Artist's commentary
人ならざる者
2013/8/25 00:51
ガラガラ…。車輪の付いた棺を馬車が牽引して走っている。まただ…。今回棺の上に固定されているのは鍛冶屋の一人娘だ。領主様の息子が棺の上で腰を振りながら娘の尻を叩いている。彼は狂っているわけではない。当然の権利として行っているのだ。特権階級に生まれた者は得てして倫理や道徳が身に付かない。獣と何ら変わらないのだ。民衆からの視線を浴び”坊ちゃん”が悦に浸っている。何故我々はこのような醜悪な存在に命や尊厳を委ねなければならないのか…。棺の上の娘が泣き叫ぶ。5年前同じ目に合った一番上の娘の事を思い出す。
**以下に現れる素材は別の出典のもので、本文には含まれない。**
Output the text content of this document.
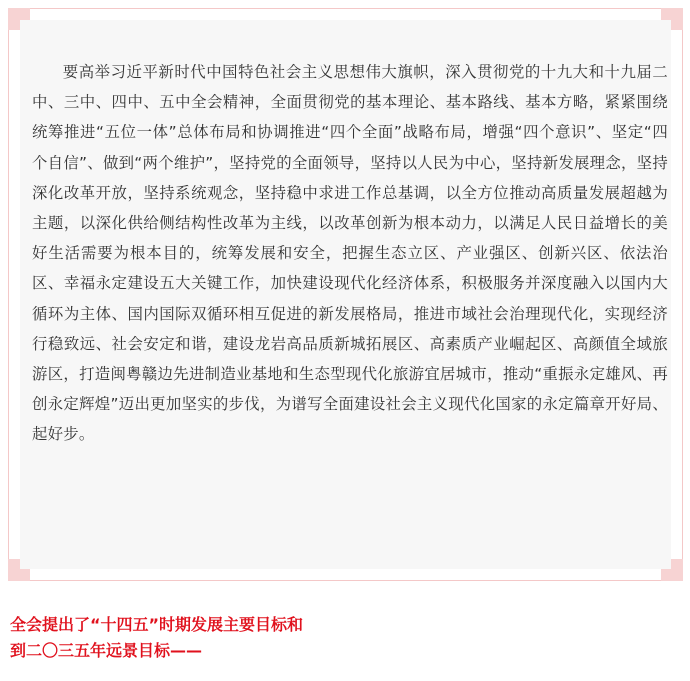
要高举习近平新时代中国特色社会主义思想伟大旗帜，深入贯彻党的十九大和十九届二中、三中、四中、五中全会精神，全面贯彻党的基本理论、基本路线、基本方略，紧紧围绕统筹推进“五位一体”总体布局和协调推进“四个全面”战略布局，增强“四个意识”、坚定“四个自信”、做到“两个维护”，坚持党的全面领导，坚持以人民为中心，坚持新发展理念，坚持深化改革开放，坚持系统观念，坚持稳中求进工作总基调，以全方位推动高质量发展超越为主题，以深化供给侧结构性改革为主线，以改革创新为根本动力，以满足人民日益增长的美好生活需要为根本目的，统筹发展和安全，把握生态立区、产业强区、创新兴区、依法治区、幸福永定建设五大关键工作，加快建设现代化经济体系，积极服务并深度融入以国内大循环为主体、国内国际双循环相互促进的新发展格局，推进市域社会治理现代化，实现经济行稳致远、社会安定和谐，建设龙岩高品质新城拓展区、高素质产业崛起区、高颜值全域旅游区，打造闽粤赣边先进制造业基地和生态型现代化旅游宜居城市，推动“重振永定雄风、再创永定辉煌”迈出更加坚实的步伐，为谱写全面建设社会主义现代化国家的永定篇章开好局、起好步。

全会提出了“十四五”时期发展主要目标和
到二〇三五年远景目标——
あの時私はこの獣に襲い掛かろうとしたが友人たちがそれを止めた。もし”坊ちゃん”に危害を加えたりすれば一族郎党皆殺しだ。友人たちには感謝すべきなのかもしれないが未だそんな気持ちになれない。”坊ちゃん”が民衆の集まる真ん中で馬車を止めさせた。ギシギシッ…。本格的に腰を振り始める。どうやら彼は娘に種付けする瞬間を大勢に見てもらいたいらしい。民衆の中に何名かの護衛が混ざる。こんな男を守っているのかと思うと反吐が出る。パンパンパンパンッ。肉が肉を打つ音が響き渡る。終わりは近い…。棺が大きく揺れ”坊ちゃん”の背中が弓なりになる。私は悍ましい光景を見まいと手で顔を覆った。悲鳴が上がる。娘の声ではない。さらに歓声が沸き起こった。異様な雰囲気に恐る恐る手を退ける…。”坊ちゃん”と娘の連結部が切断されていた。繋がりを断ったのは本来”坊ちゃん”を守るはずの護衛の兵士。彼らも限界だったのだ。人ならざる者の支配に…。自慢の一物を根元から落とされた”坊ちゃん”が痛みに蹲る。護衛の一人が鍛冶屋の娘を開放し剣を手渡す。「君がそうしたいならそうすればいい」 娘は迷わず剣を取り”坊ちゃん”に歩み寄った。鍛冶屋の娘だけあって刃物の扱いには慣れているらしく、娘は命乞いする”坊ちゃん”の頭を一振りで両断した。…あれから我々は領主様を倒して隣の小国に助けを乞い、白髪の将軍と供に帝国本土の鎮圧部隊を撃退した。